When the economy is tight, financial institutions face several mutually reinforcing challenges. The temptation for bad action on the part of customers increases. This creates increased regulatory scrutiny, with the risk of massive fines for non-compliance.

The urge to reduce costs prevents continued investment in innovative financial products and services, while at the same time customers have higher expectations than ever for simple, efficient and good experiences.

On paper, this looks like a slam-dunk scenario for the burgeoning industry of nimble new fintech providers. It isn’t—unless these fintechs can learn some lessons from established firms about customer onboarding. These lessons ultimately come down to the combination of process automation and a data structure.

Why focus on onboarding?

The onboarding experience is the customer’s first impression of the organization and sets the tone for the relationship. It is also the point where the organization must determine exactly who the customer is and the true intent of their business. Fast and accurate customer onboarding is always important, but in an economic downturn it becomes doubly so – investors quickly lose patience for start-ups that cannot deliver growth and margins at the same time as regulators clamp down on risk across the financial sector.

Effective onboarding is fintech’s Achilles heel. A data structure that unifies information without moving it from systems of record is the answer.

Effective onboarding is fintech’s Achilles heel. Look at WISE, fined $360,000 by Abu Dhabi regulator. Or, UK’s Financial Conduct Authority fines GT Bank £7.8m for AML failings.

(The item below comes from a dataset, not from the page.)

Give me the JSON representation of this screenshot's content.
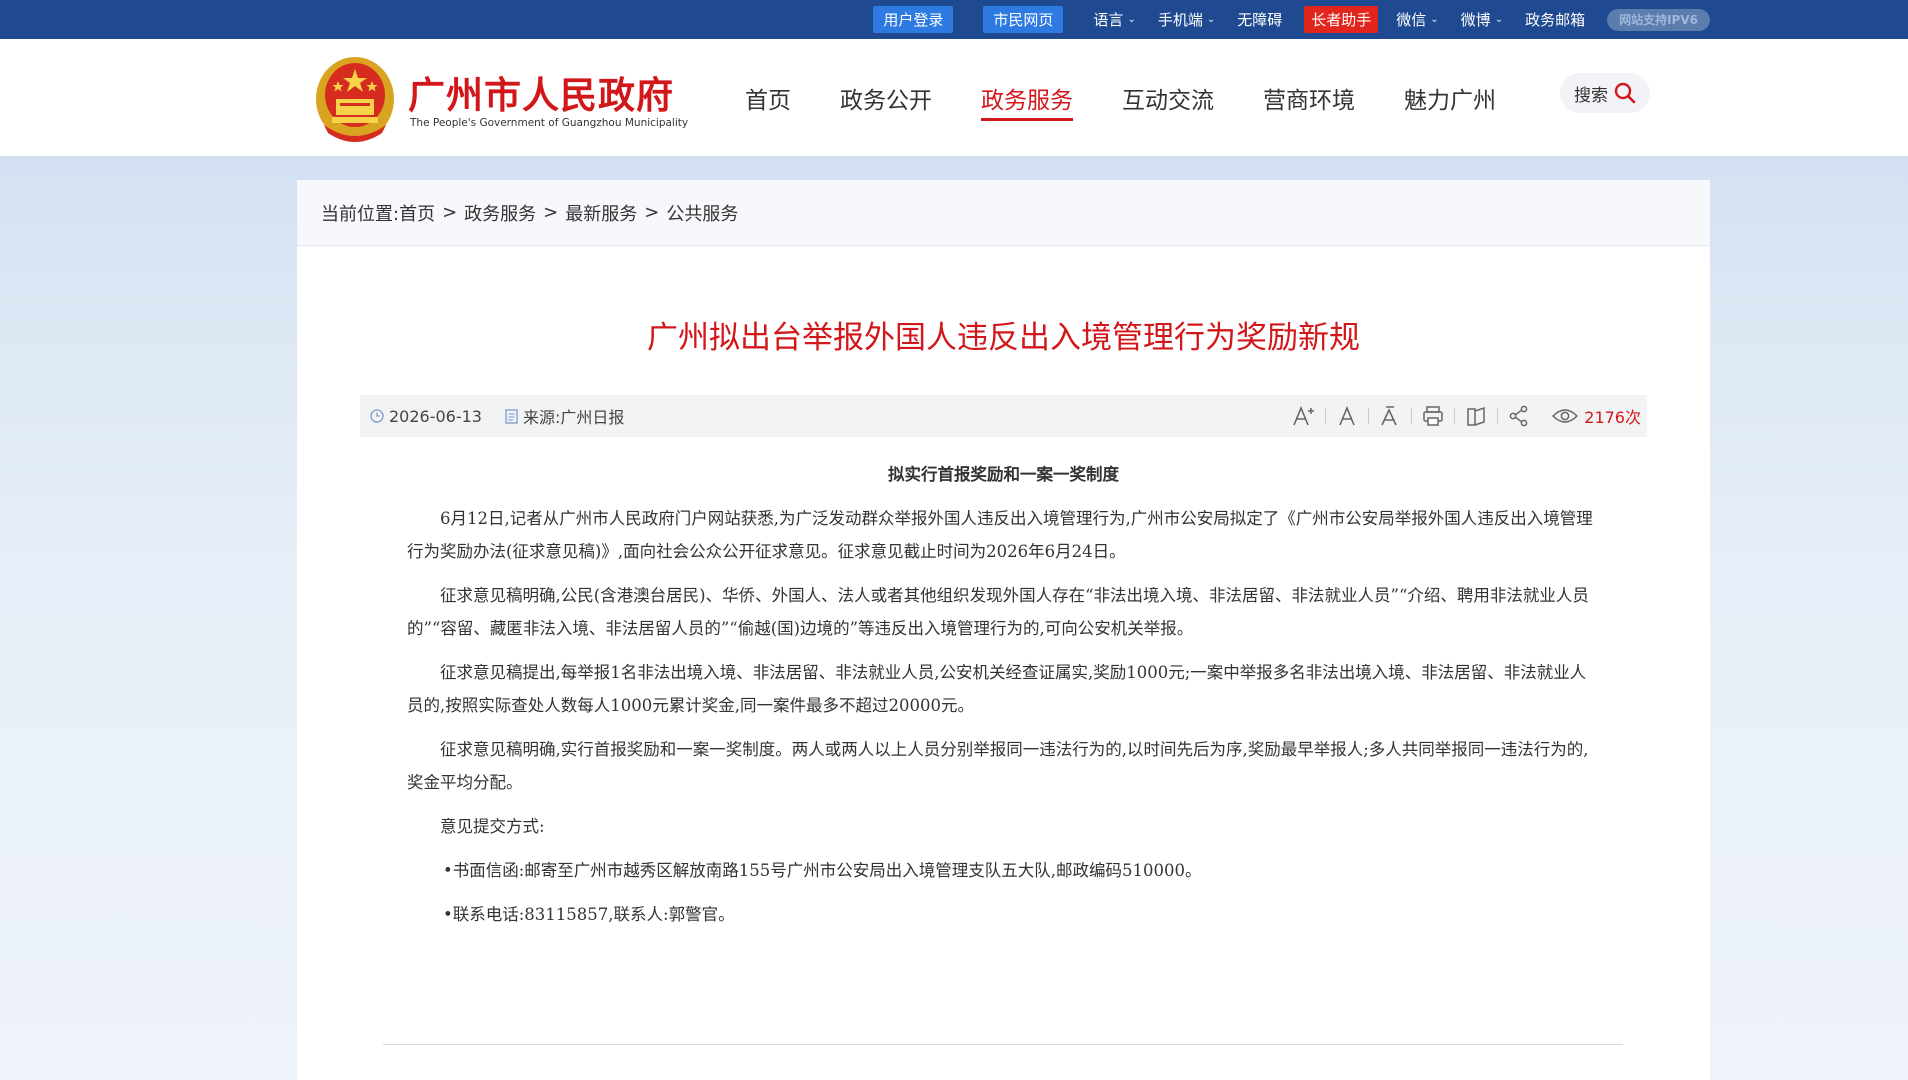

Or, Solaris, the German Bank-as-a-Service (BaaS) provider, slapped a restriction on not bringing in future clients without government approval.

Fintech’s inability to manage the data and processes required for accurate onboarding could account for much of the decline in investment in 2022.

Data fabric and process automation improve onboarding

Onboarding starts with verified data, things like a name, an address, a tax ID, details about the proposed business, where the money comes from and where it goes. The problem is that financial institutions are large, complex organizations with countless IT systems and applications containing siled sets of data. These legacy systems across different products, customer types and compliance programs integrate poorly.

That means there’s an incomplete view of the case, and trying to complete that view usually means manual cutting and pasting between systems and spreadsheets. The possibility of human error alone should be enough to strike fear into the heart of any bank manager.

A data structure – a technology that unifies all corporate data – without moving it from systems of record – is the answer. The data structure creates a virtual data layer where mutable business data, and the relationships between these data, can be managed in a simple low-code environment. The data is secured at the row level, which means that only those who need to see it can see it, and only when they need to see it. The data can be on-premise, in a cloud service or in multi-cloud environments.

With a data structure approach, you can combine business data in completely new ways. This means that you not only have a 360-degree overview of the customer, their identity, history, product(s), but you can also gain new insights by seeing your company data holistically.